Michael Eisen, a geneticist at University of California, Berkeley, has written a blog post concerning the CRISPR dispute, the Bayh-Dole Act and academic science. Notably, Dr. Eisen is running for the U.S. Senate in California. Dr. Eisen is essentially critical of the Bayh-Dole Act for skewing incentives toward commercially valuable research, complicating accessing research, slowing the progress of research and creating incentives for researchers to “behave badly.” Here is an excerpt from his post:
Academic science is, after all, largely funded by the public. By all rights discoveries made on with public funds should belong to the public. And not too long ago they did. But legislation passed in 1980 – the Bayh-Dole Act – gave universities the right to claim patents on inventions made by their researchers on the public dime. Prior to 1980 these patents belonged to the federal government and many languished unused. The logic of Bayh-Dole was that, if they owned patents in their work, universities and other grantees would be incentivized to have their inventions turned into products, thereby benefiting the public.
But this is not how things worked out. Encouraged by a small number of patents that made huge sums, universities developed massive infrastructure to profit from their researchers. Not only do they spend millions on patents, they’ve turned every interaction scientists have with each other into an intellectual property transaction.
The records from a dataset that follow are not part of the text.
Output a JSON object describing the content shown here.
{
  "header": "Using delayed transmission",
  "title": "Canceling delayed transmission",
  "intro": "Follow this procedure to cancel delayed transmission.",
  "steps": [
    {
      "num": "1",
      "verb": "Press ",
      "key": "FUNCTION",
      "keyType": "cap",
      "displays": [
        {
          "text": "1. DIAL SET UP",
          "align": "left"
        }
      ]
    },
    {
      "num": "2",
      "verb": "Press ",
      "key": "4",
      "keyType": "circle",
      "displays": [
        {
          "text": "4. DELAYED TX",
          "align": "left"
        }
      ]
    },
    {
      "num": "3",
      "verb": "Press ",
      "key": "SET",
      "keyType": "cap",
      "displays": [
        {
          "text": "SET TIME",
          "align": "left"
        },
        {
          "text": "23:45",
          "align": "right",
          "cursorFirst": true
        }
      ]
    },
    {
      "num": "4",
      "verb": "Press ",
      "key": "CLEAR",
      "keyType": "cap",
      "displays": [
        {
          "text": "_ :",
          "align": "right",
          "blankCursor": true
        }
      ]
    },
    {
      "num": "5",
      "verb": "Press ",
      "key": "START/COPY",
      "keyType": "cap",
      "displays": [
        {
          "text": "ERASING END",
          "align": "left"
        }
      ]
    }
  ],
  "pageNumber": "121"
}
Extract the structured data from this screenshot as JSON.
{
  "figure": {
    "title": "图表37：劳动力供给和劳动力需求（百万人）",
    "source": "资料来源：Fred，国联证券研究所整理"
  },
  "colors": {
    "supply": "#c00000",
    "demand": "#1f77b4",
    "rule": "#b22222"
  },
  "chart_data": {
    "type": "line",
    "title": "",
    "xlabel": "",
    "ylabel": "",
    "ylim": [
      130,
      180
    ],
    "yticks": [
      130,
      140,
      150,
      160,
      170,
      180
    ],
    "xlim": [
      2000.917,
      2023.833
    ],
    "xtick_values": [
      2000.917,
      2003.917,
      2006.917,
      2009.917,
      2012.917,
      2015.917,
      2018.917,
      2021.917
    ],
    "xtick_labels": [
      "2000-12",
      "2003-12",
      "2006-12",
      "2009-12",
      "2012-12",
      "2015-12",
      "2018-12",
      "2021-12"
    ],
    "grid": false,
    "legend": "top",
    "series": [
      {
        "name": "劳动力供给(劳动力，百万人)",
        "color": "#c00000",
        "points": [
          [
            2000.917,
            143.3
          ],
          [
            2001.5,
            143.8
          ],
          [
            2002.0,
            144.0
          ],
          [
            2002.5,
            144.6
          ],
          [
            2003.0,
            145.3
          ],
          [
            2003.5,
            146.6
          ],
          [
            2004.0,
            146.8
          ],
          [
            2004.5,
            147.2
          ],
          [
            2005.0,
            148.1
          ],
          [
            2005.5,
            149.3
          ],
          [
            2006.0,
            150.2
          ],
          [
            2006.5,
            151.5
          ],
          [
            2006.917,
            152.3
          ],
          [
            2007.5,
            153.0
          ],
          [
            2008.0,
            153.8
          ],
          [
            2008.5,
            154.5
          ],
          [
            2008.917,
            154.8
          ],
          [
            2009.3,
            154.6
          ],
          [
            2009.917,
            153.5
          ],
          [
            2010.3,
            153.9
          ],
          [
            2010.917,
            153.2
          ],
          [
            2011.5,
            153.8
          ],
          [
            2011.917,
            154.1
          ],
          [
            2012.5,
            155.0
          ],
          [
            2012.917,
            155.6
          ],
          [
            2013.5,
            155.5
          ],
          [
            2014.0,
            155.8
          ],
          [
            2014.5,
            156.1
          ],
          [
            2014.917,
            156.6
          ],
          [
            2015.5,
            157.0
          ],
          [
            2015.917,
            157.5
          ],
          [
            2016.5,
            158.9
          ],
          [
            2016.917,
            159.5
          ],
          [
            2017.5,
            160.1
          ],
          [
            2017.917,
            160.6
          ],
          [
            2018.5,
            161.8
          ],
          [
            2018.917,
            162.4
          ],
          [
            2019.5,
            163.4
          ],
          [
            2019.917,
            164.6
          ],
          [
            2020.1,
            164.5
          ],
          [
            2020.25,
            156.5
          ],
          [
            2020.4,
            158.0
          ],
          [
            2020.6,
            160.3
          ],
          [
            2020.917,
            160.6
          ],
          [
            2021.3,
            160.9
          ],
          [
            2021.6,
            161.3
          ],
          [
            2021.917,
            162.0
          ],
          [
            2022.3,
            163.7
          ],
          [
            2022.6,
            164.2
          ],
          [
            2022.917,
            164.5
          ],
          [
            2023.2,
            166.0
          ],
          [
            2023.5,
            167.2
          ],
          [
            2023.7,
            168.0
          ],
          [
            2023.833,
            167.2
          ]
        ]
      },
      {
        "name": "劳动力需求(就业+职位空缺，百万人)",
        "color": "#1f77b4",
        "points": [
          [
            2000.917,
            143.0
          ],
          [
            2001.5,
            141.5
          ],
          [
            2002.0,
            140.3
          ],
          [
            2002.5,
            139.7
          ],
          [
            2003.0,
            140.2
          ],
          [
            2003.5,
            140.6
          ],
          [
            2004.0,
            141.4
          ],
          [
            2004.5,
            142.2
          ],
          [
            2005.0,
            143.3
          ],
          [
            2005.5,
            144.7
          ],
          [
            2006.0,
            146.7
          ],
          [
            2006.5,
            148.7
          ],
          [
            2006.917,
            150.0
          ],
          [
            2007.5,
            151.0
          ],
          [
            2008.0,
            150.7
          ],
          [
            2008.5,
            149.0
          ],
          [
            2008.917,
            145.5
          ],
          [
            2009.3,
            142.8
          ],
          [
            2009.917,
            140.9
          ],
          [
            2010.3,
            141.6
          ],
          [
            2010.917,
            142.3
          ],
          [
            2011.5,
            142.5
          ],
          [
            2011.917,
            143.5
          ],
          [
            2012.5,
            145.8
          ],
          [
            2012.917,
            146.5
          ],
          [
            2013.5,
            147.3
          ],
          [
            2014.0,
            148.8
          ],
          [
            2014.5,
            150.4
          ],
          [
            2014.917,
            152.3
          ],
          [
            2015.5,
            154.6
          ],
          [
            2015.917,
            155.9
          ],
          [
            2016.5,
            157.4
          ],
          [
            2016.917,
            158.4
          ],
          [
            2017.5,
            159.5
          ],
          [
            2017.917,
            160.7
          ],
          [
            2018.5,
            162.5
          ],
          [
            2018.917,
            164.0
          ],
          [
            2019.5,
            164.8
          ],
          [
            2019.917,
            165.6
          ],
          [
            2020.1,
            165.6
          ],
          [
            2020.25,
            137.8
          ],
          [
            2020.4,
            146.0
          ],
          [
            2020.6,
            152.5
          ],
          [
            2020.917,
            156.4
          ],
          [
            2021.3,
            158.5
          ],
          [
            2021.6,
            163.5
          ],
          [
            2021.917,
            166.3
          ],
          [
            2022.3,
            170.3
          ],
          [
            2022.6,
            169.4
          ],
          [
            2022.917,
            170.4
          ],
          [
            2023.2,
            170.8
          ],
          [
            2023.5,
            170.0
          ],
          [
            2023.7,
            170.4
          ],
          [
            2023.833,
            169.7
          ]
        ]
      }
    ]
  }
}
Everything I get from or send to a colleague at another academic institution involves a complex legal agreement whose purpose is not to promote science but to protect the university’s ability to profit from hypothetical inventions that might arise from scientists doing what we’re supposed to do – share our work with each other.
And the idea that this system promotes the transformation of inventions made with public funding into products is laughable. CRISPR is a perfect case in point. The patent battle between UC and The Broad is likely to last for years. Meanwhile companies interested in actually developing CRISPR into new products are stymied by a combination of a lack of clarity about with whom to negotiate, and universities being difficult negotiating partners.
It would be so much easier if the US government simply placed all work arising from federal dollars into the public domain. We have a robust science and technology industry ready to exploit new ideas, and entrepreneurs and venture capitalists eager to fill in where existing companies are uninterested. Taxpayers would benefit by allowing the market, and not university licensing offices, to decide whose ideas and products make the best use of publicly funded inventions.
And most importantly we all would benefit returning academic science to its roots in basic discovery oriented research. We see with CRISPR the toxic effects of turning academic institutions into money hungry hawkers of intellectual property. Pursuit of patent riches has transformed The Broad Institute, which houses some of the most talented scientists working today, into a prominent purveyor of calumny.